Heap
External
- https://www.coursera.org/learn/algorithms-graphs-data-structures/lecture/iIzo8/heaps-operations-and-applications
- https://www.coursera.org/learn/algorithms-graphs-data-structures/lecture/KKqlm/heaps-implementation-details-advanced-optional
- https://github.com/jwasham/coding-interview-university#heap--priority-queue--binary-heap
Internal
Overview
This article is about binary heaps. Heaps are also known as priority queues.A binary heap data structure is an array where data is placed to form a binary tree as complete as possible, plus the index of the last node in the heap. Each element of the array contains a pointer to the actual tree nodes. Each node contains at least a key. The heap works by comparing key and placing the pointer of the associated nodes in the right position in the array. Duplicate key values are supported. For more details on representation in memory, see the Representation in Memory section below.
The heap data structure maintains an invariant, which is called the heap property.
As it will be shown in the Canonical Uses of a Heap section below, heaps are primarily useful in situations that call for repeated minimum (or maximum) calculations.
More details CLRS page 151, page 1177.
The Min Heap Property
For every node x, key[x] ≤ all keys of its children.
In case of a max heap, the invariant inequality is reversed.
Note that the Heap Property is different from the Binary Search Tree Property.
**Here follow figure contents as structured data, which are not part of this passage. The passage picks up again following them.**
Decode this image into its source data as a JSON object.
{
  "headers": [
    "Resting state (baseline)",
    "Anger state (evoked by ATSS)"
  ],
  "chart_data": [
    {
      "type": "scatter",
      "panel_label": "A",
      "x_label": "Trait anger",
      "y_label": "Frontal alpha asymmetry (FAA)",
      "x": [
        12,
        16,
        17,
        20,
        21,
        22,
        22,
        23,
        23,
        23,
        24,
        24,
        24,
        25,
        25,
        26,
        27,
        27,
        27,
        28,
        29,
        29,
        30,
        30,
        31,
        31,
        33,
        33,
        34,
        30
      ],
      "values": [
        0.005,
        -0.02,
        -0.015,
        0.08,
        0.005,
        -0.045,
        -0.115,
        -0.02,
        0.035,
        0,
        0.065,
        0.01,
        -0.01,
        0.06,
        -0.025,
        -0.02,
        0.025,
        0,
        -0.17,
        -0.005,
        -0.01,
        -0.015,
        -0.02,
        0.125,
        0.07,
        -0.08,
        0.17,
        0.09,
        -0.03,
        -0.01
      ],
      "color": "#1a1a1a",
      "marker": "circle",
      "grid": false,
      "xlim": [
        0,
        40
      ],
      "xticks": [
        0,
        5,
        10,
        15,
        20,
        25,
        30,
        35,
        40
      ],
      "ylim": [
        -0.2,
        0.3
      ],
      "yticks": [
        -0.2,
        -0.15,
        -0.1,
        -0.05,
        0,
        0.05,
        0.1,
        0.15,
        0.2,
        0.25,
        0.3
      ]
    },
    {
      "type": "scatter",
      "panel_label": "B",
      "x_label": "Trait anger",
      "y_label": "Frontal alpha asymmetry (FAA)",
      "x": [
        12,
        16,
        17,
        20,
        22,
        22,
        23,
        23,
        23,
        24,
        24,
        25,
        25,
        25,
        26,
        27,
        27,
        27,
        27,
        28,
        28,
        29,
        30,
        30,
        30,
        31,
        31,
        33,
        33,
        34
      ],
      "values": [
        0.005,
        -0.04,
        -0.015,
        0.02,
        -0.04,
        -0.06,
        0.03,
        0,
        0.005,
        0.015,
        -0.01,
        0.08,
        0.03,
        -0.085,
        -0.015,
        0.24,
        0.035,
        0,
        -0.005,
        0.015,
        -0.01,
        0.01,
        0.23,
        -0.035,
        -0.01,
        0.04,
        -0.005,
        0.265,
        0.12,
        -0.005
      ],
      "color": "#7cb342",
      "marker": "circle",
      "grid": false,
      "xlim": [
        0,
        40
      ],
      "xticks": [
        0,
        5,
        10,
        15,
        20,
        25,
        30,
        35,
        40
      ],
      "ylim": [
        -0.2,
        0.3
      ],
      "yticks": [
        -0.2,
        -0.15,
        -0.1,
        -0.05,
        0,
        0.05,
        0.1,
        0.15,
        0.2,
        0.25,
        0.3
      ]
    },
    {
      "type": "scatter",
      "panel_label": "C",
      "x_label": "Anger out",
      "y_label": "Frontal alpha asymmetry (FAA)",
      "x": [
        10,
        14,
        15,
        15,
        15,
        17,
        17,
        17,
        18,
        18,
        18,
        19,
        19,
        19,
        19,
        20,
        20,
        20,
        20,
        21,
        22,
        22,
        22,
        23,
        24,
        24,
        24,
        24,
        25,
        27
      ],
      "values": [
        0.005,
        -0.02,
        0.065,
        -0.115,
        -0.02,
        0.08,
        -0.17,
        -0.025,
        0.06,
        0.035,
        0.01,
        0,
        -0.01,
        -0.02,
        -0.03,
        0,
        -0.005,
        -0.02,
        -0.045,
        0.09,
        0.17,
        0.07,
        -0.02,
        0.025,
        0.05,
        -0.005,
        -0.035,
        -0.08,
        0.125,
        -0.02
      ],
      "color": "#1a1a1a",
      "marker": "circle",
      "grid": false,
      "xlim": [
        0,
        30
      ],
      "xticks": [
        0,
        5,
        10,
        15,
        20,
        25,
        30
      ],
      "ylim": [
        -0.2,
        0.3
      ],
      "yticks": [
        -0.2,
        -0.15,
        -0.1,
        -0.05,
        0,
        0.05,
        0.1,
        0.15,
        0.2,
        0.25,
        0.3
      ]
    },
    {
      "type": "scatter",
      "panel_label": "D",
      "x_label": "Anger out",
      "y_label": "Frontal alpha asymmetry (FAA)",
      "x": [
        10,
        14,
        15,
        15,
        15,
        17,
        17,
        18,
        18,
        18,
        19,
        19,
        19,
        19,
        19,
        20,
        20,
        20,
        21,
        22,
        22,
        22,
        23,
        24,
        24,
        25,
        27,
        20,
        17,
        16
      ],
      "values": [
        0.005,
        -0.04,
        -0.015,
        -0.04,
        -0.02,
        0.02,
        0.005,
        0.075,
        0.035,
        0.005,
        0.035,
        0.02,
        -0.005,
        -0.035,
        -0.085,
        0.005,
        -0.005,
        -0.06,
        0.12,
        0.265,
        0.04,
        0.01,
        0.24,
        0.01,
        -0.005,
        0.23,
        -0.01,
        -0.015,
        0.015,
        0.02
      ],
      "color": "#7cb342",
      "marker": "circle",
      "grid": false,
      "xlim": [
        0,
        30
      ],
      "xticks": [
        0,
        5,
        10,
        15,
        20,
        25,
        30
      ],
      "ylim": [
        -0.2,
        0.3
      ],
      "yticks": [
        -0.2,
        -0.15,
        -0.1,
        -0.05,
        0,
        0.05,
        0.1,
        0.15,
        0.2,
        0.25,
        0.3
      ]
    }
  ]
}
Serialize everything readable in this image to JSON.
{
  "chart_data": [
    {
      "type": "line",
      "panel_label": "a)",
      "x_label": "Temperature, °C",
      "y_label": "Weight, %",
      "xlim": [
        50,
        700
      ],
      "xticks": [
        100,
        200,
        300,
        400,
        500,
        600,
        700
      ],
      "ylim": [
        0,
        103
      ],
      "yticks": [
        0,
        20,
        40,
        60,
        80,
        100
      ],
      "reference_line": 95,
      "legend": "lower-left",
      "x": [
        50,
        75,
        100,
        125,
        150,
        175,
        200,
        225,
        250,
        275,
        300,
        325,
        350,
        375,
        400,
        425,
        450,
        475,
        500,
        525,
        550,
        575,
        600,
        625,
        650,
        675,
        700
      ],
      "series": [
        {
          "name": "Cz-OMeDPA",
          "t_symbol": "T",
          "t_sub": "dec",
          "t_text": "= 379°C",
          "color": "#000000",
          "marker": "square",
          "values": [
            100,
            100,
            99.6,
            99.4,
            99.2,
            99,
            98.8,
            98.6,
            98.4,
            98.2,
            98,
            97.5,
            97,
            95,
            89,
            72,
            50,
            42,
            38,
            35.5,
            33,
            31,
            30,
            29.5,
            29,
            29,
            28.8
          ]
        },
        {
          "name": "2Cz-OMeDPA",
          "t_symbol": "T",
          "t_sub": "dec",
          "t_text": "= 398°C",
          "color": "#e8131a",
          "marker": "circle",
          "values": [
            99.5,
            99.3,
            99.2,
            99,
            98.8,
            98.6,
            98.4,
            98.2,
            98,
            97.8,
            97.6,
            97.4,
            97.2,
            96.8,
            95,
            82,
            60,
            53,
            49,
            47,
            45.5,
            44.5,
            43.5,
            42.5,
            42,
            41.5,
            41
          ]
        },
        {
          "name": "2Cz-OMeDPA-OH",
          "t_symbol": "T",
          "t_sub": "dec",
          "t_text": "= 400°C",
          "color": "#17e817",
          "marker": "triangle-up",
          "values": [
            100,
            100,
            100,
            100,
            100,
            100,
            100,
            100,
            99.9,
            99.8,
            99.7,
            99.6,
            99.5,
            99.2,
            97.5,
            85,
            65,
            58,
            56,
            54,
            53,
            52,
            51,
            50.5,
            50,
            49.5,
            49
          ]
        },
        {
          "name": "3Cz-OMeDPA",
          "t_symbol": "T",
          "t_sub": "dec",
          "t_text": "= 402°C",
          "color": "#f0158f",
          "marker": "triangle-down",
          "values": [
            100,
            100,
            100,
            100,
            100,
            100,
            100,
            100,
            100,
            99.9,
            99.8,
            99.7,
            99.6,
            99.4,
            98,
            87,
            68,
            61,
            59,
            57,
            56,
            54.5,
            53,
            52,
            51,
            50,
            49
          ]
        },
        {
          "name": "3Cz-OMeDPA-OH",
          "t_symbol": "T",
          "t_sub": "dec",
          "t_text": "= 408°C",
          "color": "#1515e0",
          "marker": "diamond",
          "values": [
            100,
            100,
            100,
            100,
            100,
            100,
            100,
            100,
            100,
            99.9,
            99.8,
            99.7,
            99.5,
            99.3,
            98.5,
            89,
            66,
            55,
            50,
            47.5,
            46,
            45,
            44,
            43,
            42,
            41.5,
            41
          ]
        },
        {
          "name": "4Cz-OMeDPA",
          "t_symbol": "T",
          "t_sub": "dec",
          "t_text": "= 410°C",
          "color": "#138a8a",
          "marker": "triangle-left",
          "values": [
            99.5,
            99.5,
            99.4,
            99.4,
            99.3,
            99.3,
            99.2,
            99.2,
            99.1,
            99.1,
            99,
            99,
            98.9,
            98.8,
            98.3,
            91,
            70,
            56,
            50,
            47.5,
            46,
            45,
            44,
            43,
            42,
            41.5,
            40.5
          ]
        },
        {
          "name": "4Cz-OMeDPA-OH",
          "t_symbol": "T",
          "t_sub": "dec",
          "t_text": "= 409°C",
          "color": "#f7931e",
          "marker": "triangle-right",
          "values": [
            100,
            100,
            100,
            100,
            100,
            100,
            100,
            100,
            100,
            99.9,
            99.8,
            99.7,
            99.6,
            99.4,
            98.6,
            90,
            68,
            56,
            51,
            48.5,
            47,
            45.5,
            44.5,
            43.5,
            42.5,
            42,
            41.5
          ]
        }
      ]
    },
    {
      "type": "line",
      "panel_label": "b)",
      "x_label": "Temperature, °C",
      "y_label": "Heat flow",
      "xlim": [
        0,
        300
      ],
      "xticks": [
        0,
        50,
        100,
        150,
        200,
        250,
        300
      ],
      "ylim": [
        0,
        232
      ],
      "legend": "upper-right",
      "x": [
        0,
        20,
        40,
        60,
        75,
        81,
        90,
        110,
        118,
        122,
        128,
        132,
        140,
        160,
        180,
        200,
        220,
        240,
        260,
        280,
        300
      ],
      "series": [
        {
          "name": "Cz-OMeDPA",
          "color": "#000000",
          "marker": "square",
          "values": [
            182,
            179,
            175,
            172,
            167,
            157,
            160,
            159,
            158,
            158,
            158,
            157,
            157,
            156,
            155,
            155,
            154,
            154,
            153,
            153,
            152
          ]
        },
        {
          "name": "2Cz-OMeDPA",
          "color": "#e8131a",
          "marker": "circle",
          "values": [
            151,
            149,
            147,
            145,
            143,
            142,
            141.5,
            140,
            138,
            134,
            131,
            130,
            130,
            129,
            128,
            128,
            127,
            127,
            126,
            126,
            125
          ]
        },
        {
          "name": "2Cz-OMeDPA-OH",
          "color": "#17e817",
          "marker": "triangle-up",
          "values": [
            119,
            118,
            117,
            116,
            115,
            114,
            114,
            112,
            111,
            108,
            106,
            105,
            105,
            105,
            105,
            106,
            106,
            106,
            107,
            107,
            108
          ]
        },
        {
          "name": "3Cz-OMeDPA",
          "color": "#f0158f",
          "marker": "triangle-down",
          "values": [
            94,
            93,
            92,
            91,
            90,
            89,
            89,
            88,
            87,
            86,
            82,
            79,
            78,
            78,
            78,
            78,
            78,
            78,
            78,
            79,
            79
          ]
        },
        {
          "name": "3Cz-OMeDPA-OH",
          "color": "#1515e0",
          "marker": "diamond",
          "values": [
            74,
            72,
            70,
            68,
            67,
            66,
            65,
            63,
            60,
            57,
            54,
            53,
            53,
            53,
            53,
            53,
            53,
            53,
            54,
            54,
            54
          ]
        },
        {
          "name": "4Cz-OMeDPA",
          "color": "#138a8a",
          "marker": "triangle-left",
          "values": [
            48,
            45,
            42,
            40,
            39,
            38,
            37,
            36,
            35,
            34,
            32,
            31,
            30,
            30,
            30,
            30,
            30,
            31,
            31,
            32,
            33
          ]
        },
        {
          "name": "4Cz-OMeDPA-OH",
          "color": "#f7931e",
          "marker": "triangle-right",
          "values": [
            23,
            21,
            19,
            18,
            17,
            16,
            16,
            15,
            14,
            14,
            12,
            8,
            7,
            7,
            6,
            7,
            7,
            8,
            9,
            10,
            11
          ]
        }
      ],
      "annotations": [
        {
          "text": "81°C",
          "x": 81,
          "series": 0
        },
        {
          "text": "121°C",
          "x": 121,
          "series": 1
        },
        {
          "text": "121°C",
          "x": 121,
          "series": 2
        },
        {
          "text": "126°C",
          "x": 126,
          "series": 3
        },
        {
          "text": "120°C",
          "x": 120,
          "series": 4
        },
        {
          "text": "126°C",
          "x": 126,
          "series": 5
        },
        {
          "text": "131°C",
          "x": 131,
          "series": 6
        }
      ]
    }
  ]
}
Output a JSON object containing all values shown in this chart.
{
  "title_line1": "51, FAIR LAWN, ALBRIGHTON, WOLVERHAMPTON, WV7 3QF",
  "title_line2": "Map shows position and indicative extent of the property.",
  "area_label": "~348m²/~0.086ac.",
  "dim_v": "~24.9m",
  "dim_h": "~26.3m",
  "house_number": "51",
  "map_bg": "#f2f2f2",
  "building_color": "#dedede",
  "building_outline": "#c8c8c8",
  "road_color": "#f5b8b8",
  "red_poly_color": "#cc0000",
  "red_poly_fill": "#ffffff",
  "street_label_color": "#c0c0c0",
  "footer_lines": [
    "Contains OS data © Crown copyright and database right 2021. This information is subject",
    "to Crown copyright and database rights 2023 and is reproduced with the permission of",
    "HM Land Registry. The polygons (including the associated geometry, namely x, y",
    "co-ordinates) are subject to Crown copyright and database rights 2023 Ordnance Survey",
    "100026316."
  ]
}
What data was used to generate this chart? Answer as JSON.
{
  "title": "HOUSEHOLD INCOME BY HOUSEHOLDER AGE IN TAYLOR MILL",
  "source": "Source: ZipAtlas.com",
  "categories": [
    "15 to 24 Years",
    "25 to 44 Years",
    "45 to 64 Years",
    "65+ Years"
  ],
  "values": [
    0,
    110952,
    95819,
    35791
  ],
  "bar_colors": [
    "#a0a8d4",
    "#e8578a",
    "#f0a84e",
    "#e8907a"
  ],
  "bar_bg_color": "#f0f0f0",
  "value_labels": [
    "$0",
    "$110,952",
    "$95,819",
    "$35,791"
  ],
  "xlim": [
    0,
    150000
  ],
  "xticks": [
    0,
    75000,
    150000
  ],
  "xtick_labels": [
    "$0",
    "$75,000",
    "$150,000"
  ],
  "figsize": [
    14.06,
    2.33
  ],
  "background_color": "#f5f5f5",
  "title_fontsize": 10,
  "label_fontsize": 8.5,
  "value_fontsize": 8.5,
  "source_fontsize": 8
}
Heaps are designed to find the minimum (or maximum) easily, unlike the search tree that are designed so we can search easily through them.
Canonical Use
The primary reason to use a heap is if you notice that your program does repeated minimum (maximum) computations, usually via exhaustive search. The heap naturally maintains the minimum (maximum) in reach of an O(1) lookup, while insertions and deletions are O(log n).
Maintaining the minimum (maximum) efficiently is useful in:
- Heap Sort
- The Median Maintenance Problem
- Speed up Dijkstra's Shortest-Path Algorithm
- Speed up Prim's Algorithm
- Clustering problems where we need to know at any moment the minimum distance between a set of points.
Supported Operations
INSERT
Insert a node in the tree. The running time is O(log n) where n is the number of nodes. For implementation, see INSERT Implementation below.
Also see:
INSERT Implementation
When a new key is presented, place it on the first available position at the end of the array. We need to do this to maintain the tree as balanced as possible.
If the new key is larger or equal to its parent, no more operations are necessary.
If the new key is smaller than its parent, leaving it on the current position would violate the heap property, so we need to work to restore the invariant. We do this by bubbling it up through the array: repeatedly comparing the key with its parent, and swapping their positions, until we find a parent that is smaller than the key. It the worst case, we need to advance all the way to the root of the tree and swap that. Since the tree is balanced, in the worst case we need to perform log n steps.
REMOVE-MIN
Remove the node from the heap with minimum key value. This operation is available only on a min heap. The running time is O(log n) where n is the number of nodes. For implementation see REMOVE-MIN Implementation below.
Also see:
Min Heap and Max Heap
A heap is constructed in such a way that it maintains a minimum value or a maximum value, but not both. A heap that maintains the minimum value is called a min heap and supports the REMOVE-MIN operation. A heap that maintains the maximum value is called a max heap and supports the REMOVE-MAX operation. If both extracting minimum and maximum are required, use a binary search tree instead.
Note that if we know all numbers to be inserted in a heap are positive, a max heap can be implemented using a min heap and storing the negative values.
REMOVE-MIN Implementation
Remove the root and return it, but not before fixing the tree, as follows.
Take the last node added as leaf and promoted it to root.
This may break the heap property - if the new key is larger than any of its children.
If the heap property is broken, swap the key with the smallest child and repeat the procedure by bubbling the key down through the tree until there is no more heap property violation.
HEAPIFY
Initialize the heap in linear time O(n). Using INSERT would take O(n log n), but HEAPIFY does it in O(n) when invoked on a batch of n elements.
TODO
DELETE
Delete an arbitrary node in the middle of the heap in O(log n) time. This is useful when implementing Dijkstra's Shortest-Path Algorithm
Also see:
TODO
Representation in Memory
A heap has two representations: the physical representation is an array; the conceptual representation is a rooted binary tree, as complete as possible.
For each node i, the left children is stored in the 2i+1 element of the array, and the right children is stored in the 2i + 2 element of the array.
Conversely, for a node i, the parent is stored at ⌊(i - 1)/2⌋.
The advantage of the heap array representation is that rather than traversing pointers, it is very fast to just go from a node to its parent or to either one of its children by doing index arithmetic with bit shifting. Also, we don't need the overhead of storing references.
The fact that the binary tree is as complete as possible (the nodes are added layer by layer, and left to right) is essential for the heap array representation.